Multicall for Batch Requests

// Instead of 100 separate balanceOf calls — one multicall
import { Multicall3 } from '@ethcall/core';

const multicall = new Multicall3({ ethersProvider: provider });

const calls = addresses.map(address => ({
  target: tokenAddress,
  callData: erc20Interface.encodeFunctionData('balanceOf', [address]),
}));

const results = await multicall.aggregate(calls);
const balances = results.map((result, i) =>
  erc20Interface.decodeFunctionResult('balanceOf', result)[0]
);

One HTTP request instead of 100. For read-heavy apps with many addresses — mandatory pattern.

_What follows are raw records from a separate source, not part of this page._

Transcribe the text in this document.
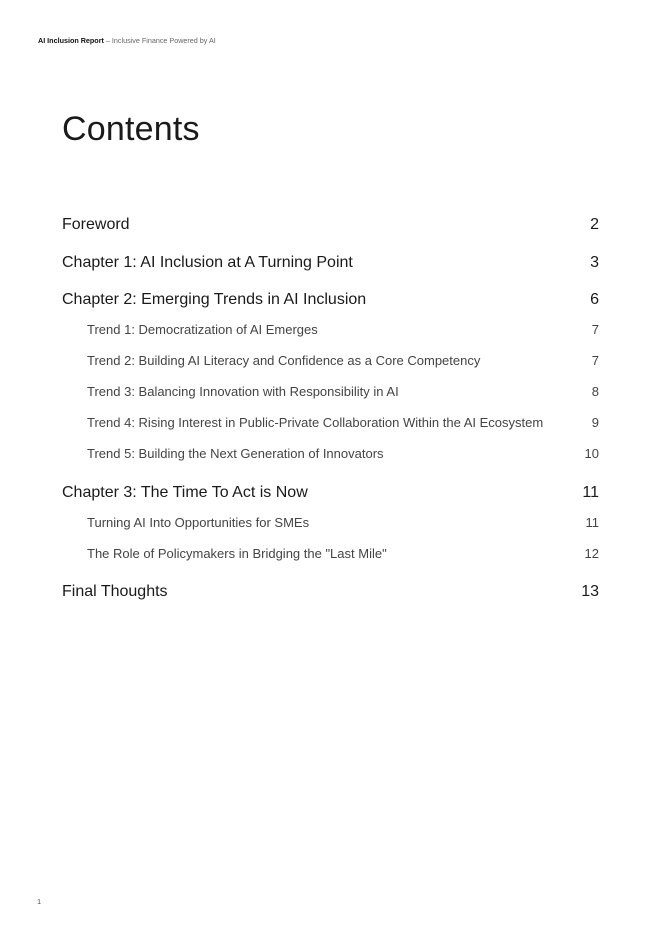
AI Inclusion Report – Inclusive Finance Powered by AI
Contents
Foreword	2
Chapter 1: AI Inclusion at A Turning Point	3
Chapter 2: Emerging Trends in AI Inclusion	6
Trend 1: Democratization of AI Emerges	7
Trend 2: Building AI Literacy and Confidence as a Core Competency	7
Trend 3: Balancing Innovation with Responsibility in AI	8
Trend 4: Rising Interest in Public-Private Collaboration Within the AI Ecosystem	9
Trend 5: Building the Next Generation of Innovators	10
Chapter 3: The Time To Act is Now	11
Turning AI Into Opportunities for SMEs	11
The Role of Policymakers in Bridging the "Last Mile"	12
Final Thoughts	13
1
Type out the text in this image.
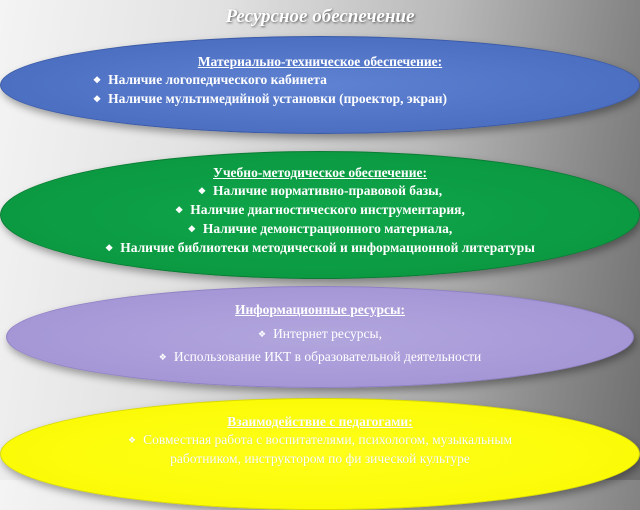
Ресурсное обеспечение
Материально-техническое обеспечение:
❖ Наличие логопедического кабинета
❖ Наличие мультимедийной установки (проектор, экран)
Учебно-методическое обеспечение:
❖ Наличие нормативно-правовой базы,
❖ Наличие диагностического инструментария,
❖ Наличие демонстрационного материала,
❖ Наличие библиотеки методической и информационной литературы
Информационные ресурсы:
❖ Интернет ресурсы,
❖ Использование ИКТ в образовательной деятельности
Взаимодействие с педагогами:
❖ Совместная работа с воспитателями, психологом, музыкальным работником, инструктором по фи зической культуре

Monitoring and Observability

Prometheus metrics for blockchain infrastructure:

import { Counter, Histogram, Gauge } from 'prom-client';

const rpcLatency = new Histogram({
  name: 'rpc_request_duration_ms',
  help: 'RPC request latency in milliseconds',
  labelNames: ['method', 'node', 'status'],
  buckets: [10, 50, 100, 250, 500, 1000, 2500, 5000],
});

const indexerLag = new Gauge({
  name: 'indexer_block_lag',
  help: 'Blocks behind chain head',
  labelNames: ['network'],
});

const wsConnections = new Gauge({
  name: 'websocket_connections_total',
  help: 'Active WebSocket connections',
});

Alerts in Grafana:

  • indexer_block_lag > 10 — indexer lagging, something slow
  • rpc_request_duration_ms{p95} > 2000 — node degrading
  • rate(rpc_errors_total[5m]) > 10 — node returning errors
  • websocket_connections_total > 8000 — approaching fd limit

Architectural Solutions: When to Apply What

Problem Solution Complexity
RPC node — bottleneck Node pool + load balancing Low
Repeated identical requests Request coalescing + Redis cache Low
100+ addresses — monitoring balances Multicall + event indexing Medium
WS under load drops connections Redis pub/sub backbone Medium
Historical queries slow Erigon/Reth archive + query optimization Medium
Complex on-chain data analytics The Graph subgraph High
Multi-chain, thousands events/sec Kafka + event streaming High

Scaling always starts with measurement. Add complexity only where profiling showed real bottleneck.